Employers will be rated A, B or C based on their labour law compliance status. C-rated employers will be subject to increased scrutiny and more routine inspections by labour authorities, while supervision over A-rated employers will be lessened.

An employer having certain non-compliance acts will be rated C, for example:

  • having received sanctions more than three times for violation of labour protection laws;
  • violation that causes mass incidents, extreme events or serious adverse social impacts; or
  • refusal to make timely rectification or honor the decision or punishment from labour authorities.

The rating will be incorporated into the employer's labour protection compliance and credit archives for at least 3 years. The information will be shared with other government authorities (such as administration of industry and commerce, finance, land, construction, tax, etc.), which may impose further sanctions on non-compliant employers.

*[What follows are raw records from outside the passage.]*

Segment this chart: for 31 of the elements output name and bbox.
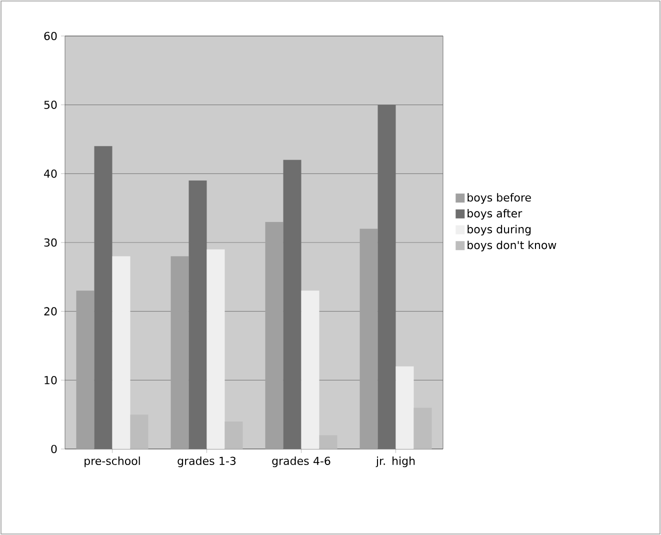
bar: [188, 180, 207, 449]
legend-label: boys after: [468, 208, 522, 220]
bar: [396, 366, 414, 449]
y-tick-label: 10: [44, 376, 57, 384]
bar: [378, 104, 396, 449]
bar: [112, 256, 130, 449]
bar: [301, 290, 320, 449]
legend-label: boys before: [468, 193, 531, 204]
bar: [130, 414, 148, 449]
bar: [170, 256, 189, 449]
y-tick-label: 0: [51, 444, 57, 454]
y-tick-label: 60: [44, 32, 57, 40]
bar: [283, 160, 302, 449]
bar: [224, 421, 243, 449]
bar: [76, 290, 94, 449]
legend-label: boys during: [468, 224, 531, 236]
bar: [414, 408, 432, 449]
bar: [265, 222, 284, 449]
x-tick-label: grades 4-6: [272, 456, 330, 468]
x-tick-label: grades 1-3: [178, 456, 236, 468]
x-tick-label: jr. high: [376, 456, 415, 468]
y-tick-label: 20: [44, 307, 57, 316]
y-tick-label: 50: [44, 100, 57, 109]
bar: [94, 146, 112, 449]
y-tick-label: 30: [44, 238, 57, 247]
bar: [206, 249, 225, 449]
bar: [360, 228, 378, 449]
x-tick-label: pre-school: [84, 456, 140, 468]
bar: [319, 435, 338, 449]
legend-label: boys don't know: [468, 240, 556, 252]
y-tick-label: 40: [44, 170, 57, 178]
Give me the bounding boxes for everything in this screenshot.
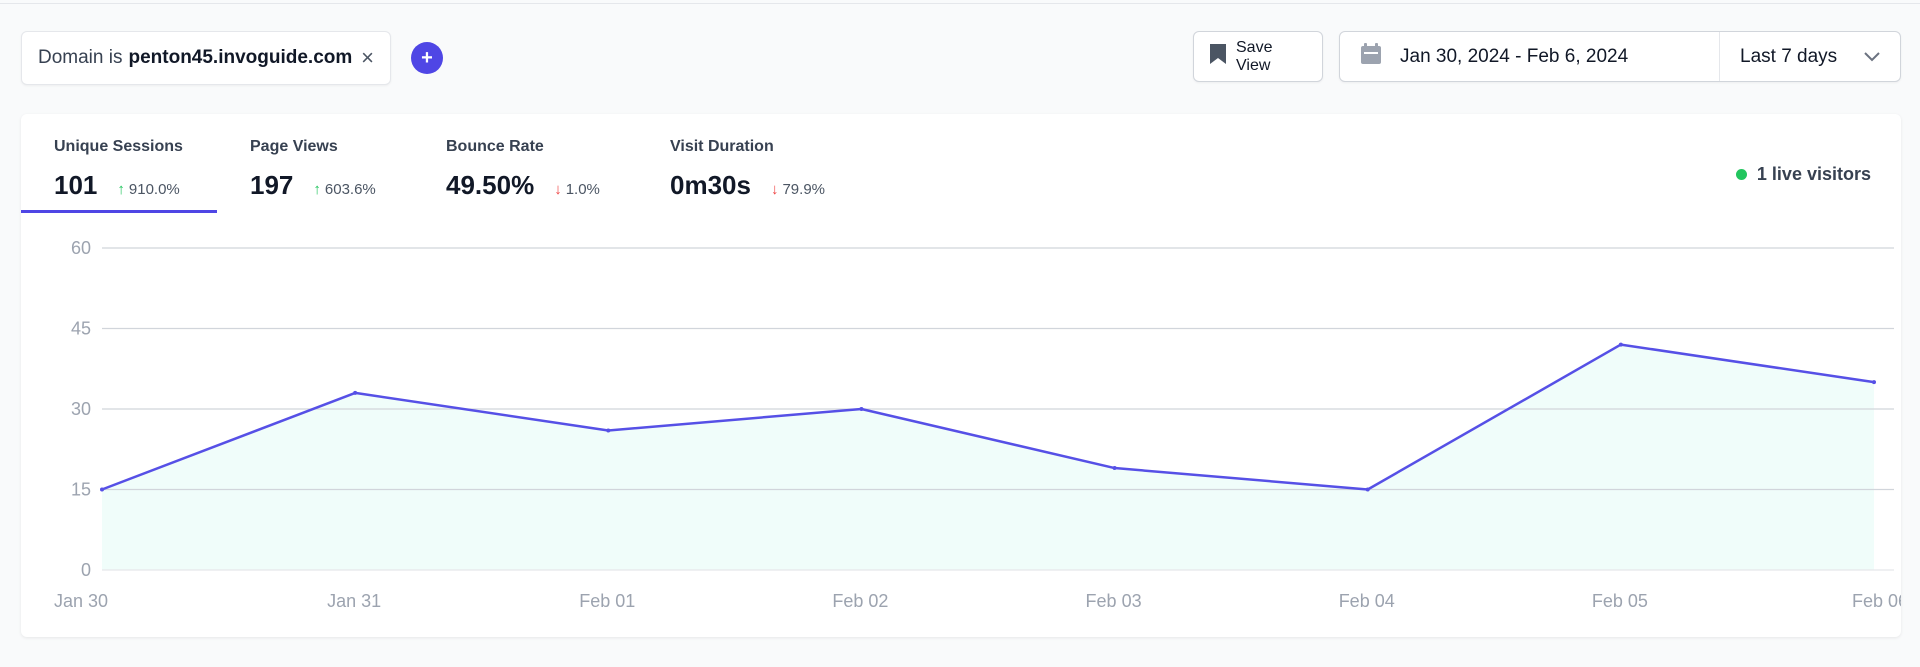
add-filter-button[interactable]: + xyxy=(411,42,443,74)
data-point xyxy=(1618,342,1623,347)
arrow-down-icon: ↓ xyxy=(770,181,779,198)
x-tick-label: Feb 04 xyxy=(1339,591,1395,611)
x-tick-label: Feb 01 xyxy=(579,591,635,611)
x-tick-label: Feb 06 xyxy=(1852,591,1901,611)
live-dot-icon xyxy=(1735,169,1747,180)
period-label: Last 7 days xyxy=(1740,45,1838,67)
x-tick-label: Jan 30 xyxy=(54,591,108,611)
y-tick-label: 45 xyxy=(71,319,91,339)
domain-filter-chip[interactable]: Domain is penton45.invoguide.com × xyxy=(21,31,391,85)
y-tick-label: 60 xyxy=(71,238,91,258)
save-view-button[interactable]: Save View xyxy=(1193,31,1323,82)
stat-page-views[interactable]: Page Views 197 ↑ 603.6% xyxy=(217,114,413,213)
live-visitors-label: 1 live visitors xyxy=(1756,164,1871,184)
stat-label: Unique Sessions xyxy=(54,138,183,155)
analytics-card: Unique Sessions 101 ↑ 910.0% Page Views 1… xyxy=(21,114,1901,637)
chevron-down-icon xyxy=(1864,46,1880,68)
sessions-chart: 0 15 30 45 60 Jan 30 Jan 31 Feb 01 Feb 02 Feb 03 F… xyxy=(54,238,1901,611)
x-tick-label: Feb 02 xyxy=(832,591,888,611)
stat-value: 49.50% xyxy=(446,170,535,200)
stat-value: 0m30s xyxy=(670,170,751,200)
plus-icon: + xyxy=(421,46,433,69)
stat-change: 79.9% xyxy=(782,181,826,198)
x-tick-label: Feb 03 xyxy=(1086,591,1142,611)
y-tick-label: 15 xyxy=(71,480,91,500)
stat-value: 197 xyxy=(250,170,294,200)
live-visitors[interactable]: 1 live visitors xyxy=(1735,164,1871,185)
date-range-text: Jan 30, 2024 - Feb 6, 2024 xyxy=(1400,45,1629,67)
stat-label: Page Views xyxy=(250,138,338,155)
stat-change: 910.0% xyxy=(128,181,180,198)
filter-prefix: Domain is xyxy=(38,47,123,68)
date-range-button[interactable]: Jan 30, 2024 - Feb 6, 2024 xyxy=(1340,32,1720,81)
data-point xyxy=(1872,380,1876,385)
arrow-up-icon: ↑ xyxy=(313,181,321,198)
bookmark-icon xyxy=(1208,43,1228,70)
y-tick-label: 0 xyxy=(81,560,91,580)
data-point xyxy=(353,390,358,395)
arrow-up-icon: ↑ xyxy=(117,181,125,198)
stat-label: Visit Duration xyxy=(670,138,774,155)
x-tick-label: Feb 05 xyxy=(1592,591,1648,611)
close-icon[interactable]: × xyxy=(361,45,374,70)
period-select[interactable]: Last 7 days xyxy=(1720,32,1900,81)
data-point xyxy=(859,407,864,411)
data-point xyxy=(1112,466,1117,471)
stat-change: 1.0% xyxy=(565,181,600,198)
series-line xyxy=(101,343,1875,491)
top-divider xyxy=(0,3,1920,4)
stat-change: 603.6% xyxy=(324,181,376,198)
data-point xyxy=(100,487,104,492)
save-view-label: Save View xyxy=(1236,38,1273,74)
stat-bounce-rate[interactable]: Bounce Rate 49.50% ↓ 1.0% xyxy=(413,114,637,213)
y-tick-label: 30 xyxy=(71,399,91,419)
data-point xyxy=(606,428,611,433)
calendar-icon xyxy=(1360,42,1382,71)
chart-area xyxy=(102,344,1874,570)
filter-value: penton45.invoguide.com xyxy=(128,47,353,68)
x-tick-label: Jan 31 xyxy=(327,591,381,611)
data-point xyxy=(1365,487,1370,492)
date-picker: Jan 30, 2024 - Feb 6, 2024 Last 7 days xyxy=(1339,31,1901,82)
stat-label: Bounce Rate xyxy=(446,138,544,155)
stat-unique-sessions[interactable]: Unique Sessions 101 ↑ 910.0% xyxy=(21,114,217,213)
arrow-down-icon: ↓ xyxy=(554,181,562,198)
stat-value: 101 xyxy=(54,170,98,200)
stat-visit-duration[interactable]: Visit Duration 0m30s ↓ 79.9% xyxy=(637,114,867,213)
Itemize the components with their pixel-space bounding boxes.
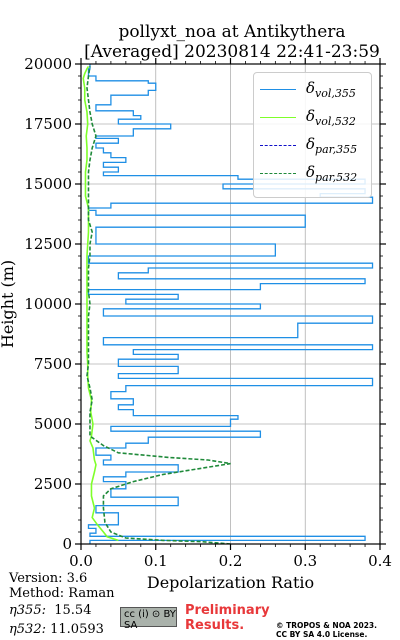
y-tick-label: 0 — [62, 535, 72, 553]
y-tick-label: 17500 — [24, 115, 72, 133]
y-tick-label: 20000 — [24, 55, 72, 73]
chart-title-line1: pollyxt_noa at Antikythera — [118, 22, 346, 42]
legend-label-par532: par,532 — [315, 171, 358, 184]
legend-item-vol532: δvol,532 — [260, 107, 370, 129]
legend-item-par355: δpar,355 — [260, 135, 370, 157]
y-tick-label: 15000 — [24, 175, 72, 193]
y-tick-label: 5000 — [34, 415, 72, 433]
legend-swatch-vol532 — [260, 117, 296, 118]
y-tick-label: 10000 — [24, 295, 72, 313]
eta355-label: η355: — [9, 603, 46, 618]
x-tick-label: 0.2 — [219, 552, 243, 570]
legend-label-vol532: vol,532 — [315, 115, 356, 128]
y-axis-label: Height (m) — [0, 260, 17, 348]
eta355-value: 15.54 — [54, 603, 92, 618]
series-line-0 — [87, 64, 374, 544]
legend-symbol: δ — [306, 163, 316, 181]
legend-swatch-par532 — [260, 173, 296, 174]
y-tick-label: 7500 — [34, 355, 72, 373]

III. Random Inspection Notice

The Random Inspection Notice introduces a "dual-random" inspection mechanism, under which, both target and enforcement officials may be randomly selected for compliance check and inspection. This mechanism will help promote transparency and efficiency of the enforcement activities.

Our Observations

In light of the above, employers are suggested to:

  • review the compliance status of all aspects of employment, covering recruitment, execution of contracts, staff management, labour protection and termination;
  • pay extra attention to those "high-risk" areas as mentioned under the new measures, such as the payment of wages and social insurance contributions, working hours, female and child protection;
  • take immediate action to rectify any non-compliance acts once discovered;
  • cooperate with the labour authorities' investigation and enforcement activities;
  • take lawful procedures to challenge any decisions or penalties issued by government authorities if you have issues with them; and  provide necessary internal employment compliance trainings to management.